His schedule is equally monkish.

“I enjoy my office, workplace and my computer,” he said. “I’m here from 9 in the morning until 11 at night, and I’m here seven days a week.”

He doesn’t like breaks, holidays, or vacations. He doesn’t even drink coffee.

This is Osipian’s office until the end of 2019. The hope is that Osipian will teach some of his findings to George Mason students during the fall semester. For now, he spends his days trawling through data he collected back in Eastern Europe, or reading about Ukraine’s upcoming presidential election.

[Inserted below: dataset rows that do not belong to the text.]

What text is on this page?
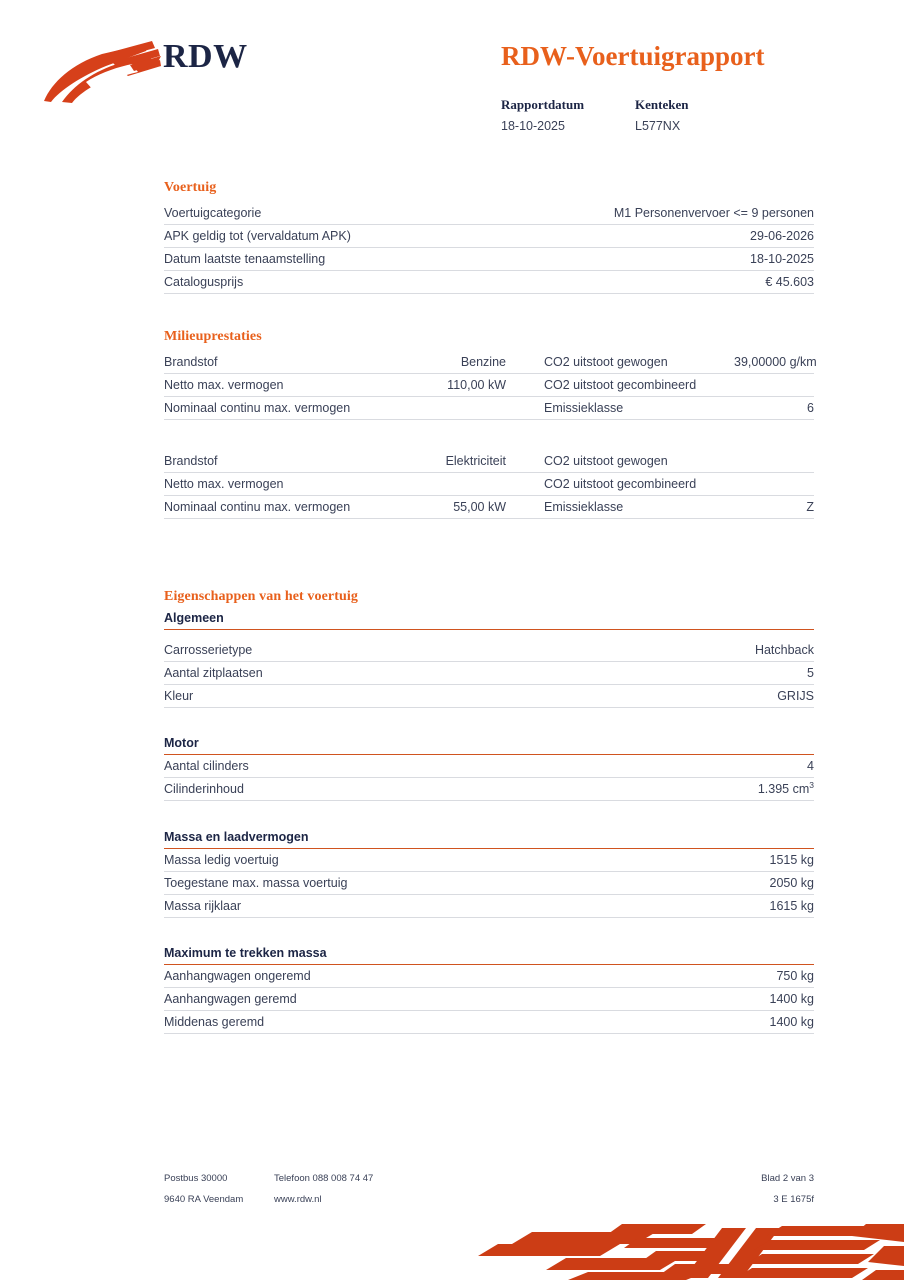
RDW	RDW-Voertuigrapport
Rapportdatum
18-10-2025
Kenteken
L577NX
Voertuig
Voertuigcategorie	M1 Personenvervoer <= 9 personen
APK geldig tot (vervaldatum APK)	29-06-2026
Datum laatste tenaamstelling	18-10-2025
Catalogusprijs	€ 45.603
Milieuprestaties
Brandstof	Benzine	CO2 uitstoot gewogen	39,00000 g/km
Netto max. vermogen	110,00 kW	CO2 uitstoot gecombineerd	
Nominaal continu max. vermogen		Emissieklasse	6
Brandstof	Elektriciteit	CO2 uitstoot gewogen	
Netto max. vermogen		CO2 uitstoot gecombineerd	
Nominaal continu max. vermogen	55,00 kW	Emissieklasse	Z
Eigenschappen van het voertuig
Algemeen
Carrosserietype	Hatchback
Aantal zitplaatsen	5
Kleur	GRIJS
Motor
Aantal cilinders	4
Cilinderinhoud	1.395 $cm^3$
Massa en laadvermogen
Massa ledig voertuig	1515 kg
Toegestane max. massa voertuig	2050 kg
Massa rijklaar	1615 kg
Maximum te trekken massa
Aanhangwagen ongeremd	750 kg
Aanhangwagen geremd	1400 kg
Middenas geremd	1400 kg
Postbus 30000	Telefoon 088 008 74 47	Blad 2 van 3
9640 RA Veendam	www.rdw.nl	3 E 1675f
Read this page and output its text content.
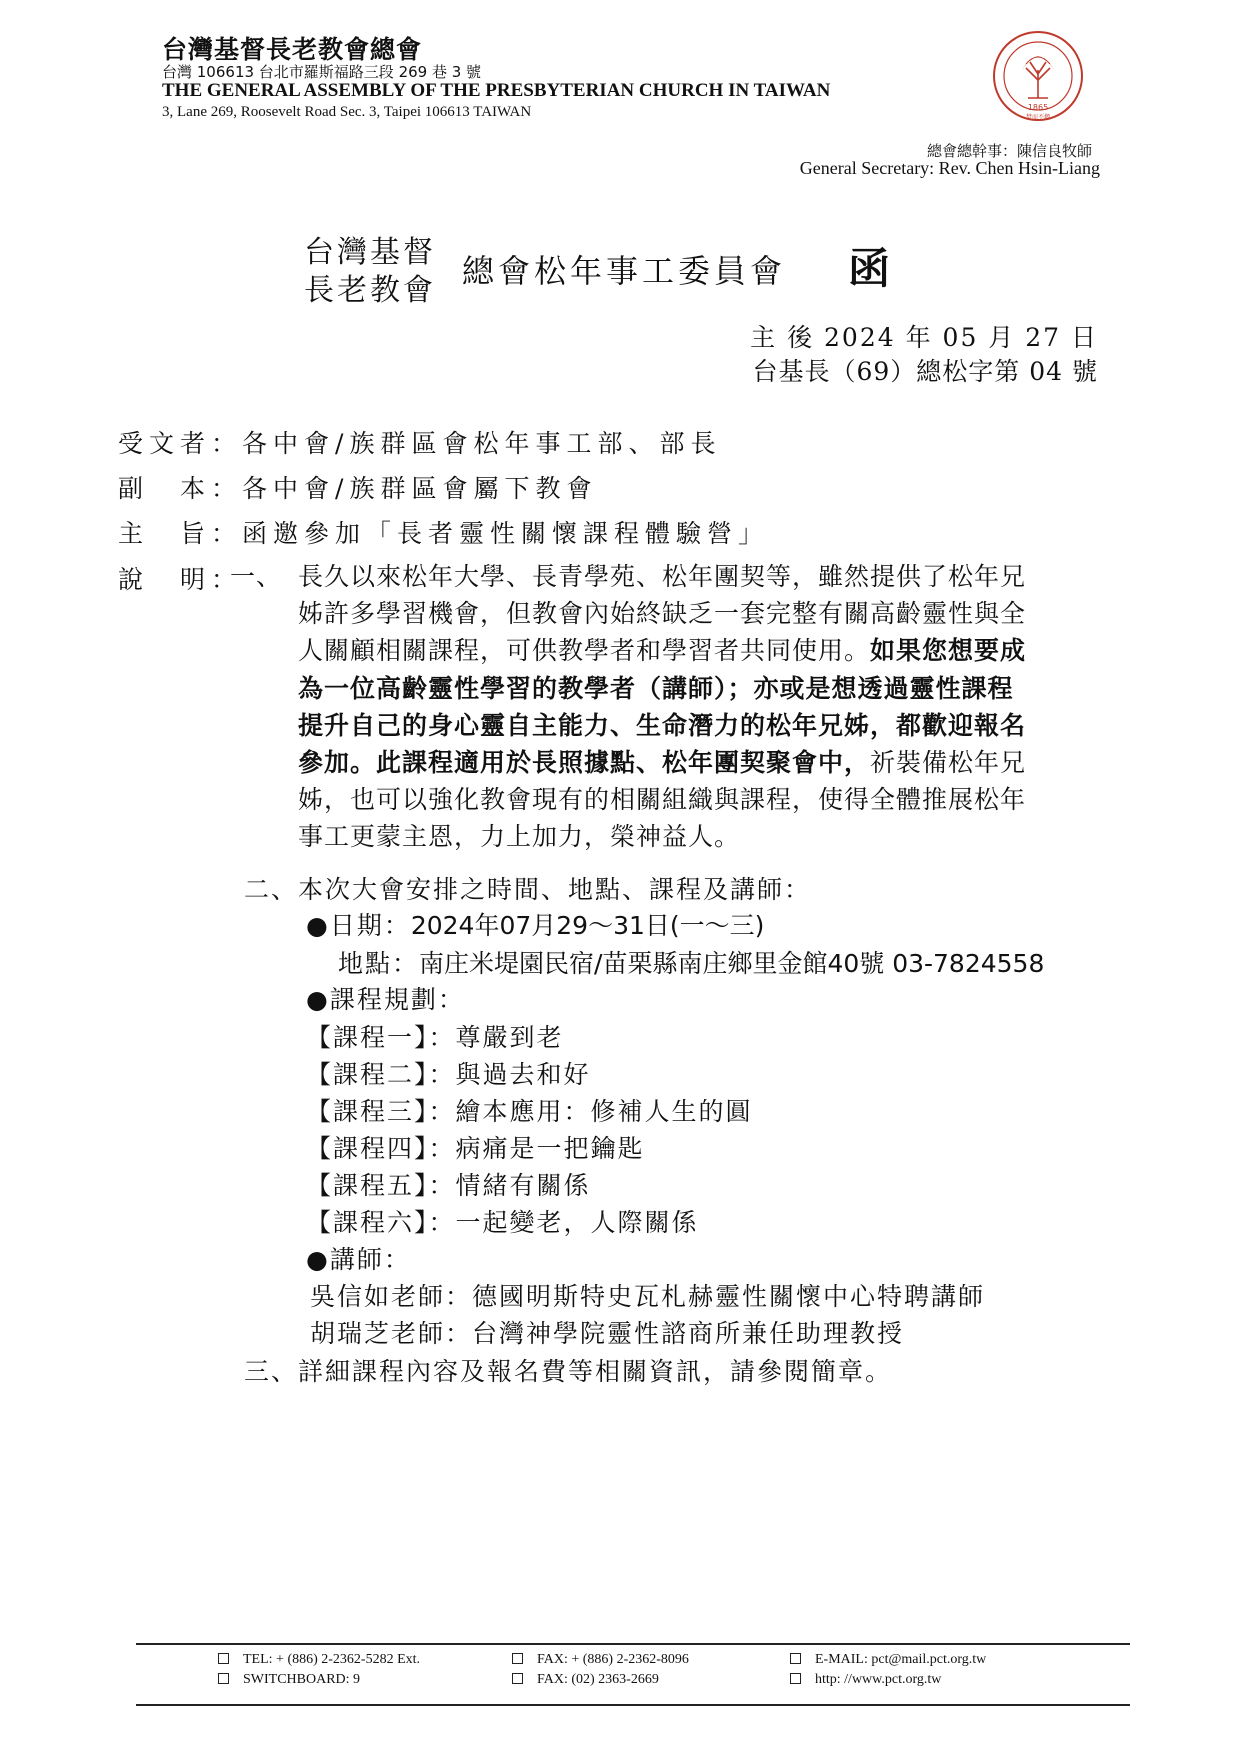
台灣基督長老教會總會
台灣 106613 台北市羅斯福路三段 269 巷 3 號
THE GENERAL ASSEMBLY OF THE PRESBYTERIAN CHURCH IN TAIWAN
3, Lane 269, Roosevelt Road Sec. 3, Taipei 106613 TAIWAN	1865
焚而不燬
總會總幹事：陳信良牧師
General Secretary: Rev. Chen Hsin-Liang
台灣基督
長老教會
總會松年事工委員會 函
主 後 2024 年 05 月 27 日
台基長（69）總松字第 04 號
受文者：各中會/族群區會松年事工部、部長
副　本：各中會/族群區會屬下教會
主　旨：函邀參加「長者靈性關懷課程體驗營」
說　明：
一、 長久以來松年大學、長青學苑、松年團契等，雖然提供了松年兄
姊許多學習機會，但教會內始終缺乏一套完整有關高齡靈性與全
人關顧相關課程，可供教學者和學習者共同使用。如果您想要成
為一位高齡靈性學習的教學者（講師）；亦或是想透過靈性課程
提升自己的身心靈自主能力、生命潛力的松年兄姊，都歡迎報名
參加。此課程適用於長照據點、松年團契聚會中，祈裝備松年兄
姊，也可以強化教會現有的相關組織與課程，使得全體推展松年
事工更蒙主恩，力上加力，榮神益人。
二、本次大會安排之時間、地點、課程及講師：
●日期：2024年07月29～31日(一～三)
地點：南庄米堤園民宿/苗栗縣南庄鄉里金館40號 03-7824558
●課程規劃：
【課程一】：尊嚴到老
【課程二】：與過去和好
【課程三】：繪本應用：修補人生的圓
【課程四】：病痛是一把鑰匙
【課程五】：情緒有關係
【課程六】：一起變老，人際關係
●講師：
吳信如老師：德國明斯特史瓦札赫靈性關懷中心特聘講師
胡瑞芝老師：台灣神學院靈性諮商所兼任助理教授
三、詳細課程內容及報名費等相關資訊，請參閱簡章。
TEL: + (886) 2-2362-5282 Ext.
SWITCHBOARD: 9
FAX: + (886) 2-2362-8096
FAX: (02) 2363-2669
E-MAIL: pct@mail.pct.org.tw
http: //www.pct.org.tw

Once a week, he meets with other endangered academics online to share personal stories and research. George Mason University is a member of the New University in Exile Consortium, the spiritual successor of an initiative at the New School in New York, which rescued at-risk academics during the rise of fascism in 1930s Europe. There are 13 member universities in NUEC, each hosting at least one endangered scholar. The consortium doesn’t relocate scholars the way its forerunner did, but it does seek to curb the sense of isolation amongst relocated academics.

“For the most part it was clear to me that what happens when they’re uprooted is that their sense of loss of identity, who they are, being uprooted is profound, and that’s not being dealt with. That has become our mission,” says New School faculty member and NUEC founder Arien Macks.

With community comes security. Though, online seminars can’t guarantee Osipian a minimalistic office to call his own.

Mark Rozell, the dean of the Schar School, says the university hopes to regularly host endangered scholars after Osipian leaves. (The SRF is renewable only once. That means a new application every year, a new university, and little certainty that he’ll be accepted in each successive attempt to secure another institution to leapfrog to.) And Ukraine? 

“Eventually, I will go back,” Osipian says.